Матвеич смотрел, не мигая в ее расширенные, засветившиеся странным огнем глаза. Что-то в них заставило его насторожиться и крепче стиснуть в руке ее ускользающую, похолодевшую ладонь.

— Вот, стало быть, как, — сказал он хрипло.

— Да, знал и все равно не остался. Теперь ты понимаешь, Матвеич, каким он оказался… что он… что я ему совсем, совсем не нужна. И поймешь меня, потому что мне он стал ненавистен, и я не могу… у меня просто все внутри переворачивается, когда я подумаю, что должна буду рожать его ребенка… или даже не знаю кого. Кто от него может родиться… сам подумай? Только кто-то такой же страшный…

— Негоже так говорить о своем чаде, сударушка.

— Прежде всего, это его, его чадо или лучше — исчадье. Он всегда его хотел, в нем для него была какая-то большая надежда, какое-то великое благо, уж не знаю почему. Ну а мне это уже не важно. Я не хочу, я ни за что не буду продолжать его вурдолачий род, и ты мне поможешь, Матвеич. Мы должны вместе прекратить это… ведь ты понимаешь, о чем я?

Скорее всего, Матвеич понимал, но почему-то продолжал упорно молчать, зато в размякших чертах его лица неожиданно для Жекки проступила суровость. Она действительно не ожидала, что ее откровенность может вызвать у Поликарпа Матвеича какую-то другой отклик, кроме полного безоговорочного сопереживания. И поэтому, почувствовав выросшую между ними напряженность, попробовала сразу же разорвать ее.

— Помнишь, когда я была маленькой, — сказала она, волнуясь от собственных воспоминаний, — я все выспрашивала тебя, что за сушеные веточки да травки ты разбираешь и для чего? Помнишь, как ты рассказывал: «А это, сударушка ты моя, полынь-трава.

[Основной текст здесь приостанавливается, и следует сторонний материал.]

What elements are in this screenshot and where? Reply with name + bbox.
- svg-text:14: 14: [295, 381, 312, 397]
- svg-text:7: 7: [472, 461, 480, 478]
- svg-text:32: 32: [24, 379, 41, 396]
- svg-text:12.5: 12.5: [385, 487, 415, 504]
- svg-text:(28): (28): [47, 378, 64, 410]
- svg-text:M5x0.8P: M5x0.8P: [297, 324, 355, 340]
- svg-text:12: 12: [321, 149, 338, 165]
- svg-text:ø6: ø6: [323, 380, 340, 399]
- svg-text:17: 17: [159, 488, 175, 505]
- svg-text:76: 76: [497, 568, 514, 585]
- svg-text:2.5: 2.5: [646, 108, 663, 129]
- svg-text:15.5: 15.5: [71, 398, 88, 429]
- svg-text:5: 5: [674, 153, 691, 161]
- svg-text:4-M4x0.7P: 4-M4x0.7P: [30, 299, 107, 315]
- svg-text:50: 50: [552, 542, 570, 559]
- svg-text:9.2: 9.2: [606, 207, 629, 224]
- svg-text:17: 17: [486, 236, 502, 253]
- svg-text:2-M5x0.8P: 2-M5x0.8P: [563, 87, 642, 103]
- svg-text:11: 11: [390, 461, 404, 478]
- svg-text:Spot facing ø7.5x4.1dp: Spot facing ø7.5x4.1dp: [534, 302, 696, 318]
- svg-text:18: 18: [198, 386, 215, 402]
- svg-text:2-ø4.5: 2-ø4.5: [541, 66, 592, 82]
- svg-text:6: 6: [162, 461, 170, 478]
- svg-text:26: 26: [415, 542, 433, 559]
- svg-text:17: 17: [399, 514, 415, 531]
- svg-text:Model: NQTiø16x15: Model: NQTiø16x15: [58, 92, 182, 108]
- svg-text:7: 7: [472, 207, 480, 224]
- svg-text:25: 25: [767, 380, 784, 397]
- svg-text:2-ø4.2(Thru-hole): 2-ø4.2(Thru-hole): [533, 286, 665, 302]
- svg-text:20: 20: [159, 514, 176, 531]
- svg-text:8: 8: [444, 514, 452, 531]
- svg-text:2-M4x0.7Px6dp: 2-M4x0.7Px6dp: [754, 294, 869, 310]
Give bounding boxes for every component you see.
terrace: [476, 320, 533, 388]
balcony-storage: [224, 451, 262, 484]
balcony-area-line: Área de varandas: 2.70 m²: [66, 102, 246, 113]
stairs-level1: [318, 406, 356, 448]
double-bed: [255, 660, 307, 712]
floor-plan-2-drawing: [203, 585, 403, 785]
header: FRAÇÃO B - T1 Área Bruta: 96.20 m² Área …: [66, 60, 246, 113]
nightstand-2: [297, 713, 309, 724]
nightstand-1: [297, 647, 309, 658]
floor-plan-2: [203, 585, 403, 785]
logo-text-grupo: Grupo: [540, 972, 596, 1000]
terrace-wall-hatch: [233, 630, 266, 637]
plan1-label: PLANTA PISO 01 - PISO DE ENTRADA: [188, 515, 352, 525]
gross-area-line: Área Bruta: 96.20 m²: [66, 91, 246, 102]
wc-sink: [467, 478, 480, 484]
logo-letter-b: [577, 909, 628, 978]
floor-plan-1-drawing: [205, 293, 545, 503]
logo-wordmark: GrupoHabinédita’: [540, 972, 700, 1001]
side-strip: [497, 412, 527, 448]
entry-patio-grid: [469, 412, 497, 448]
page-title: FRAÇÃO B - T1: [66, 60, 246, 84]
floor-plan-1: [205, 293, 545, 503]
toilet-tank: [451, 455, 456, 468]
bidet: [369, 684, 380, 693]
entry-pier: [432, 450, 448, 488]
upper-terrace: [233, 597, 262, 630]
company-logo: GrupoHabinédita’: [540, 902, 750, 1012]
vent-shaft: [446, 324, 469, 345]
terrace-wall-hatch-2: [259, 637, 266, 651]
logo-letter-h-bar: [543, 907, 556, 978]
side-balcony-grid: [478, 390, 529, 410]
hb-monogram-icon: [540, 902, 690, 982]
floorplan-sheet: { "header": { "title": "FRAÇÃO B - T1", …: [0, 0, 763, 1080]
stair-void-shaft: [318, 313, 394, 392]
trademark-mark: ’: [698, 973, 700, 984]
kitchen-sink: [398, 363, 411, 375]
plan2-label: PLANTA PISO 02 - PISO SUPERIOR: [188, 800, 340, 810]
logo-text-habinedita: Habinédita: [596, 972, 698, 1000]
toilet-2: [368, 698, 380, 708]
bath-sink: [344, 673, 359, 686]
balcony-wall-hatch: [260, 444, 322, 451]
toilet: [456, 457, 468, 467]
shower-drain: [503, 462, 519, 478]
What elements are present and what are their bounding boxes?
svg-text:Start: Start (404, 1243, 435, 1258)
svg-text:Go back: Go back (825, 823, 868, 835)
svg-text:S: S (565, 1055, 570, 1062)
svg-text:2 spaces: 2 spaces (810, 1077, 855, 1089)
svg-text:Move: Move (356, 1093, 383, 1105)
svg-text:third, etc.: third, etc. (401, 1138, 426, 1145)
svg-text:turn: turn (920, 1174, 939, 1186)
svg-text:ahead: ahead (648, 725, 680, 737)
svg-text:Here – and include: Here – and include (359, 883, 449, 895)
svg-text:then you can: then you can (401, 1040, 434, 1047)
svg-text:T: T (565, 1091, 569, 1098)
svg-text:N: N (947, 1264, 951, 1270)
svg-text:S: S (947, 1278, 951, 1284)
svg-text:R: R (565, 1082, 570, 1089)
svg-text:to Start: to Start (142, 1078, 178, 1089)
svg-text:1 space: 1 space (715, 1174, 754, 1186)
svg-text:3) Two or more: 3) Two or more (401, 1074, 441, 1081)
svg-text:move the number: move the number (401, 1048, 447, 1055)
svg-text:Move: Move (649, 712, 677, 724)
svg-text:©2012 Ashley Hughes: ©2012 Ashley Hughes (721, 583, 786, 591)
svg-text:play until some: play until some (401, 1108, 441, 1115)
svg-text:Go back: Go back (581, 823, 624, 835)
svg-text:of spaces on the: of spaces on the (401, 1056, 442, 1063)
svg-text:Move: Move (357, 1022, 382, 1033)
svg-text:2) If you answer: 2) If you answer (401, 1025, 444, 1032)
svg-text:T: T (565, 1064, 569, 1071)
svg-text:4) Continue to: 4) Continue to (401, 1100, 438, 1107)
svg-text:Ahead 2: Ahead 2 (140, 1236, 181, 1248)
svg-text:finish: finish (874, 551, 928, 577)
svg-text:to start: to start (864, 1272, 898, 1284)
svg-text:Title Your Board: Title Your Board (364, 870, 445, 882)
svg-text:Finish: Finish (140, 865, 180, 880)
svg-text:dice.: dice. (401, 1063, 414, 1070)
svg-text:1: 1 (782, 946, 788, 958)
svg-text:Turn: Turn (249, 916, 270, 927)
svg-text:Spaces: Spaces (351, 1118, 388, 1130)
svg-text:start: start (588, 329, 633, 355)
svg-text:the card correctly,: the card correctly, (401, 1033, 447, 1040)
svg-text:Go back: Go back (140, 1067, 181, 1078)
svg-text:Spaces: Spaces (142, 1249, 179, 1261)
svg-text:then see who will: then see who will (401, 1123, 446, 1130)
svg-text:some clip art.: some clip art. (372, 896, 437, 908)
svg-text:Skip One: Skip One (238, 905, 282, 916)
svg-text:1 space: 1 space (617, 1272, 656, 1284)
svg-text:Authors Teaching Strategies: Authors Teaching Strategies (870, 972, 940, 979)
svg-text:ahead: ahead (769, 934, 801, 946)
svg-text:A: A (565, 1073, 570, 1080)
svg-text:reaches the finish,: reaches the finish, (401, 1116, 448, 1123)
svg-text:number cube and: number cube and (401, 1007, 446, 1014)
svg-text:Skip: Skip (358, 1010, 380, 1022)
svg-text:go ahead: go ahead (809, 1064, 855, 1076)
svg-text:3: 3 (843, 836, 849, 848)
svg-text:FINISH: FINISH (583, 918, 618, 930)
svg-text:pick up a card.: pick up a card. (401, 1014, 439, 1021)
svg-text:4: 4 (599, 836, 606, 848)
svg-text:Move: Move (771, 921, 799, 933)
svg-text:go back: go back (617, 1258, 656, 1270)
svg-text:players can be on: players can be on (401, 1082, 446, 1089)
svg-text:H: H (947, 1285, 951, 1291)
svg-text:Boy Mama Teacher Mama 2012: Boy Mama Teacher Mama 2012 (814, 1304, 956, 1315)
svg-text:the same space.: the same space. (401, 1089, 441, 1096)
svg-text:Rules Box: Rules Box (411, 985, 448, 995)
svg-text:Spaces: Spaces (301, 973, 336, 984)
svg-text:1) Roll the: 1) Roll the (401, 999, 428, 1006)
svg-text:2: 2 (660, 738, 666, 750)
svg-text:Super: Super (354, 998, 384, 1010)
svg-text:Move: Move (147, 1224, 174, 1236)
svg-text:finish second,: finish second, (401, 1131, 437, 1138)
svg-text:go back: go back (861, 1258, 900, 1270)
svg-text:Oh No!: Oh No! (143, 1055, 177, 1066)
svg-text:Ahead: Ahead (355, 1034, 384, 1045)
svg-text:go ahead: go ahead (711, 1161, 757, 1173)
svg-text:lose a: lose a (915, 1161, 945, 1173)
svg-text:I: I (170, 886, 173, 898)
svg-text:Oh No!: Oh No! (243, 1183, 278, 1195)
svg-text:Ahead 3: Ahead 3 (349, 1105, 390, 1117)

Горше ее не придумать. Лечит желудок, а ежели, например компресс из нее, так — раны или ушибы. А это…» Помнишь, я спросила, а ты ответил про горицвет, что излеечивает сердце: «Не дай Бог тебе когда-нибудь попросить его для себя».

Матвеич слушал ее и, вглядываясь, как она, в безвозвратно ушедшую, но такую ясную даль, молчаливо вздохнул. Конечно, он уже догодался, куда это клонит его ласточка, о чем собирается попросить, но предпочитал не проявлять прозорливости.